Harakatuna.com – Reputasi adalah harga diri. Demikianlah kata pepatah yang masyhur di masyarakat. Secara umum reputasi bisa diartikan sebagai citra atau nama baik yang terbentuk di benak orang lain berdasarkan pengalaman dan interaksi mereka dengan subjek tertentu. Reputasi dapat juga diartikan sebagai perbuatan yang menjadi sebab mendapat nama baik. Suatu hal yang patut direnungkan sekarang ini adalah banyak orang berlomba-lomba menjaga reputasi baiknya di hadapan manusia dan melupakan untuk menjaga reputasi baiknya di hadapan Allah.
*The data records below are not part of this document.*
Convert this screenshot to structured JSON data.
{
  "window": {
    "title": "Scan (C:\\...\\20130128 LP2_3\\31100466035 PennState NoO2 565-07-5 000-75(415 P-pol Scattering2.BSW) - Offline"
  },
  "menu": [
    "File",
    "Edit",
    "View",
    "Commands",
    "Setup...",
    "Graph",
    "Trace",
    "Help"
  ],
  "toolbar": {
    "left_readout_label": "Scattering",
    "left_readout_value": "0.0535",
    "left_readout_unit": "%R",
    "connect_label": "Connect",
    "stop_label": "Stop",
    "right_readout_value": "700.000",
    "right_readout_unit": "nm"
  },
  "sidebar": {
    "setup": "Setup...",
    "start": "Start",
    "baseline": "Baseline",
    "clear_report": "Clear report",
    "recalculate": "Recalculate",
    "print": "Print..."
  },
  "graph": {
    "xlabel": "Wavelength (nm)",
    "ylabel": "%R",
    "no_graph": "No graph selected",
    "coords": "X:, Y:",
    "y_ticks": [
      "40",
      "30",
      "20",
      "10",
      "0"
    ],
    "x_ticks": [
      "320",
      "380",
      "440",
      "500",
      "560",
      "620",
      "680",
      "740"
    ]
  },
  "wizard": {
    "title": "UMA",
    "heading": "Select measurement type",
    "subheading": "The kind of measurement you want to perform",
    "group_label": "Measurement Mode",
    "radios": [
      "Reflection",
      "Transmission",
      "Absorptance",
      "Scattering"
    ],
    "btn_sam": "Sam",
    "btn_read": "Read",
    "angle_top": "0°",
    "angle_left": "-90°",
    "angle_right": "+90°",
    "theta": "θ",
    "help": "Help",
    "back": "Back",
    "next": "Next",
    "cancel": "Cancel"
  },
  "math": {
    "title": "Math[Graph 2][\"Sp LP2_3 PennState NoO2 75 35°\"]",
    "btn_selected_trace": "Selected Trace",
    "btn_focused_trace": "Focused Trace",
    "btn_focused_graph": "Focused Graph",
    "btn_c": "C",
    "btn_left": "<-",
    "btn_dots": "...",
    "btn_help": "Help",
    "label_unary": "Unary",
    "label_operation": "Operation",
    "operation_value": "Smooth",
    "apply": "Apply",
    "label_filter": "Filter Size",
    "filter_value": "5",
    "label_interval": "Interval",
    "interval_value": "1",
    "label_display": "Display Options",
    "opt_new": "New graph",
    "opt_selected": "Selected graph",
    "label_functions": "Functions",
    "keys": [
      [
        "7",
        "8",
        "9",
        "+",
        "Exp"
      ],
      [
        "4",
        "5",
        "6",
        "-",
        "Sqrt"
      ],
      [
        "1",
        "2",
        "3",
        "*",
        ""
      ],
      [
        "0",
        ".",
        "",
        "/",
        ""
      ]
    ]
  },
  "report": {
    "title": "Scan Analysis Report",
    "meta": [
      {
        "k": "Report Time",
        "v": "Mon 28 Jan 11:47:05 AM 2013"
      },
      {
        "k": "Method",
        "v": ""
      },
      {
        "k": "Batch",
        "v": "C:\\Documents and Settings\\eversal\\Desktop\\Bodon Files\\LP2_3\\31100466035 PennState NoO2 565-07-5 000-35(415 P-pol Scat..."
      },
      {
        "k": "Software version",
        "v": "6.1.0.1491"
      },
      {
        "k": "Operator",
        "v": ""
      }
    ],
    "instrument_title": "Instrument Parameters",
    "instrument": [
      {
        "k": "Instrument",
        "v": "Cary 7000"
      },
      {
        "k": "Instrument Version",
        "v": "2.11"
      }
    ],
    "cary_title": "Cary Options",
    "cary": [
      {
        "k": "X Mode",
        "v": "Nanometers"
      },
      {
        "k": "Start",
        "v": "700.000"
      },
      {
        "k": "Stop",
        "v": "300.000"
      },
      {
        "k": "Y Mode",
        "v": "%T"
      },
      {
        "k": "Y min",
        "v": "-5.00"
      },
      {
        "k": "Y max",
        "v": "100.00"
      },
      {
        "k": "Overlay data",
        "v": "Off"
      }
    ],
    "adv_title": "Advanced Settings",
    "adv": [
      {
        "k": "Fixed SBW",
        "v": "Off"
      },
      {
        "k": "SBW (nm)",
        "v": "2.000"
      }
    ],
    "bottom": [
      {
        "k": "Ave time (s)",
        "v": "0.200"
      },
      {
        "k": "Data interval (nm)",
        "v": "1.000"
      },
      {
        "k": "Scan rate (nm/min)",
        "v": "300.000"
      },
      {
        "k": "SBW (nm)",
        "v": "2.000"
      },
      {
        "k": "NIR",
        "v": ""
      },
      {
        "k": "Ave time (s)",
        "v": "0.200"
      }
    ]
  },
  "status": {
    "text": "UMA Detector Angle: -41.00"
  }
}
Allah Swt dalam Al-Quran seringkali memuji hamba-hamba-Nya yang memiliki reputasi baik di hadapan Tuhan:
وَاذْكُرْ عِبٰدَنَآ اِبْرٰهِيْمَ وَاِسْحٰقَ وَيَعْقُوْبَ اُولِى الْاَيْدِيْ وَالْاَبْصَارِ [45] اِنَّآ اَخْلَصْنٰهُمْ بِخَالِصَةٍ ذِكْرَى الدَّارِۚ [46] وَاِنَّهُمْ عِنْدَنَا لَمِنَ الْمُصْطَفَيْنَ الْاَخْيَارِۗ [47] وَاذْكُرْ اِسْمٰعِيْلَ وَالْيَسَعَ وَذَا الْكِفْلِ ۗوَكُلٌّ مِّنَ الْاَخْيَارِۗ [48]
Artinya: “Ingatlah hamba-hamba Kami: Ibrahim, Ishaq, dan Ya‘qub yang mempunyai kekuatan (dalam taat kepada Allah) dan penglihatan (mata hati yang jernih). [45]. Sesungguhnya Kami telah memberikan secara khusus kepada mereka anugerah yang besar, (yaitu selalu) mengingat negeri akhirat. [46]. Sesungguhnya mereka di sisi Kami benar-benar termasuk orang-orang pilihan yang terbaik. [47]. Ingatlah Ismail, Ilyasa, dan Zulkifli. Semuanya termasuk orang-orang yang paling baik. [48].
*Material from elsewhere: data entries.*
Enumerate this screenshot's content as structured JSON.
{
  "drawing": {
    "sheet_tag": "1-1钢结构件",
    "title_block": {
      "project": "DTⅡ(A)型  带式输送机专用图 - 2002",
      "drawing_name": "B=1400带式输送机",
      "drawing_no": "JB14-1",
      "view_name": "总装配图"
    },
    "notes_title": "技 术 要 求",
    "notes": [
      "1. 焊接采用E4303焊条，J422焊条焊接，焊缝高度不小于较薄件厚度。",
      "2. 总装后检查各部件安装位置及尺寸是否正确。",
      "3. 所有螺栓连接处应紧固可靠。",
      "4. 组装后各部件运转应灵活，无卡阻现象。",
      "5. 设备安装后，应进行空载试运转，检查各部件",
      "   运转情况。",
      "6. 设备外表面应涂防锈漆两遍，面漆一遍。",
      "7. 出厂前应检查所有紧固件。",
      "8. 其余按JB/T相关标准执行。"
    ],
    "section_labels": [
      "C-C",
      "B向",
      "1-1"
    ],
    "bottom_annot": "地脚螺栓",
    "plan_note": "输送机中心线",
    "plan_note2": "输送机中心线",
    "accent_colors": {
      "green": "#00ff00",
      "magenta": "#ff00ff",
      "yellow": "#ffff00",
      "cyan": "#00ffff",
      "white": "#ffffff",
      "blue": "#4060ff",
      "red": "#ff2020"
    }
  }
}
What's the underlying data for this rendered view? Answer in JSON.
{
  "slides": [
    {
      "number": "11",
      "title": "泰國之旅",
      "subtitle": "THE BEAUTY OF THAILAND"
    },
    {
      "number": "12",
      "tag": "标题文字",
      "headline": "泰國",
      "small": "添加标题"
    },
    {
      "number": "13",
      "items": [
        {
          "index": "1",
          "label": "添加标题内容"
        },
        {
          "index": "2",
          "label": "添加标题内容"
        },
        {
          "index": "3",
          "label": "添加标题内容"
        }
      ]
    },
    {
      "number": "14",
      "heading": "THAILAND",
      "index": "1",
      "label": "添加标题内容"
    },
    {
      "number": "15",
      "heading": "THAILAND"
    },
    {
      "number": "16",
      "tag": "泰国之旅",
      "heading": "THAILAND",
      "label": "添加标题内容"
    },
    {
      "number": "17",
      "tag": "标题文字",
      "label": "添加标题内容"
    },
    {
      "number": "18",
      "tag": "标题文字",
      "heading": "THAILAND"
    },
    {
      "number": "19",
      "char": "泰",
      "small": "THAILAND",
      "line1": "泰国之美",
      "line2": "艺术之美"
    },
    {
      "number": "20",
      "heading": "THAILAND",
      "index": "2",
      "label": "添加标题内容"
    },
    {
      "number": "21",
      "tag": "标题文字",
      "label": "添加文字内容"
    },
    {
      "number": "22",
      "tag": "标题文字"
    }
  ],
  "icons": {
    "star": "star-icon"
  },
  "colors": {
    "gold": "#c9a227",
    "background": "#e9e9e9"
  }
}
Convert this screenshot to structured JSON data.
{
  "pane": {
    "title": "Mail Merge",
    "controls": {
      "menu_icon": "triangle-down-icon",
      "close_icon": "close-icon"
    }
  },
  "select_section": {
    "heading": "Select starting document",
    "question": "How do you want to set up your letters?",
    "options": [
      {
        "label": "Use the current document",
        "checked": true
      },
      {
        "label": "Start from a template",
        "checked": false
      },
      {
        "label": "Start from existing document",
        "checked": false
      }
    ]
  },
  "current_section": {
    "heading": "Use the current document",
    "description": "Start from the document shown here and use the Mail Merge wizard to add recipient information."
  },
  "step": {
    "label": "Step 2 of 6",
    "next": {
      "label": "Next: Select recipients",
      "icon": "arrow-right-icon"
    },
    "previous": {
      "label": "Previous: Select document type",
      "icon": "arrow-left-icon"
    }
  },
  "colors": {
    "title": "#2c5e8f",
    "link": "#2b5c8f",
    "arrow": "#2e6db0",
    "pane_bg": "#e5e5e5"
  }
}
Dari ayat ini kita bisa mengambil pelajaran bahwa Nabi Ibrahim dan keluarganya selalu menjaga reputasi baiknya di hadapan Allah. Reputasi baik yang dijaga Nabi Ibrahim dan keluarganya adalah reputasi dalam ketaatan terhadap Allah dan selalu ingat hari akhir.
Belajar dari ayat ini, seyogyanya kita harus selalu menjaga reputasi baik di hadapan Allah. Adapun reputasi di hadapan manusia ini akan selalu mengikuti reputasi di hadapan Allah. Jika orang tersebut reputasinya baik di hadapan Allah maka akan baik pula di hadapan manusia. Namun sebaliknya orang mati-matian menjaga reputasi di hadapan manusia justru akan jelek reputasinya di hadapan Allah. Anjuran manusia untuk selalu menjaga reputasi baik di hadapan Allah ini termaktub dalam sebuah hadis Nabi Muhammad:
عَنْ أَبِي هُرَيْرَةَ قَالَ قَالَ رَسُولُ اللَّهِ صَلَّى اللهُ عَلَيْهِ وَسَلَّمَ مَا مِنْ عَبْدٍ إِلَّا لَهُ صِيتٌ فِي السَّمَاءِ فَإِذَا كَانَ صِيتُهُ فِي السَّمَاءِ حَسَنًا وُضِعَ فِي الْأَرْضِ وَإِذَا كَانَ صِيتُهُ فِي السَّمَاءِ سَيِّئًا وُضِعَ فِي الْأَرْضِ
Artinya: “Dari Abu Hurairah, ia berkata bahwa Rasulullah bersabda: “Tidak ada seorang hamba pun kecuali memiliki nama baik di langit. Jika nama baiknya di langit itu baik, maka akan ditempatkan di bumi. Dan jika nama baiknya di langit itu buruk, maka akan ditempatkan di bumi (dengan keadaan buruk pula).”
Mulai sekarang ini, marilah kita senantiasa membuat rekam jejak dan reputasi baik di hadapan Allah dengan selalu menjalankan perintah-Nya dan menjauhi segala larangan-Nya. Menjaga reputasi baik di hadapan Allah justru lebih mudah bila dibandingkan di hadapan manusia. Menjaga reputasi baik di hadapan manusia adalah adalah hal yang sulit, sebaik apa pun manusia pasti akan ada yang membencinya. Hal ini sebagaimana yang dikatakan pepatah:
رضا الناس غاية لا تدرك ورضا الله غاية لا تترك
Artinya: “Membuat seluruh manusia selalu suka adalah hal yang tak bisa didapatkan. Membuat Allah suka adalah tujuan yang tidak boleh diabaikan”.
Walhasil marilah kita berlomba-lomba untuk membuat reputasi baik di hadapan Allah, dan jangan terlalu berambisi menjaga reputasi di hadapan manusia, Wallahu A’lam Bishowab.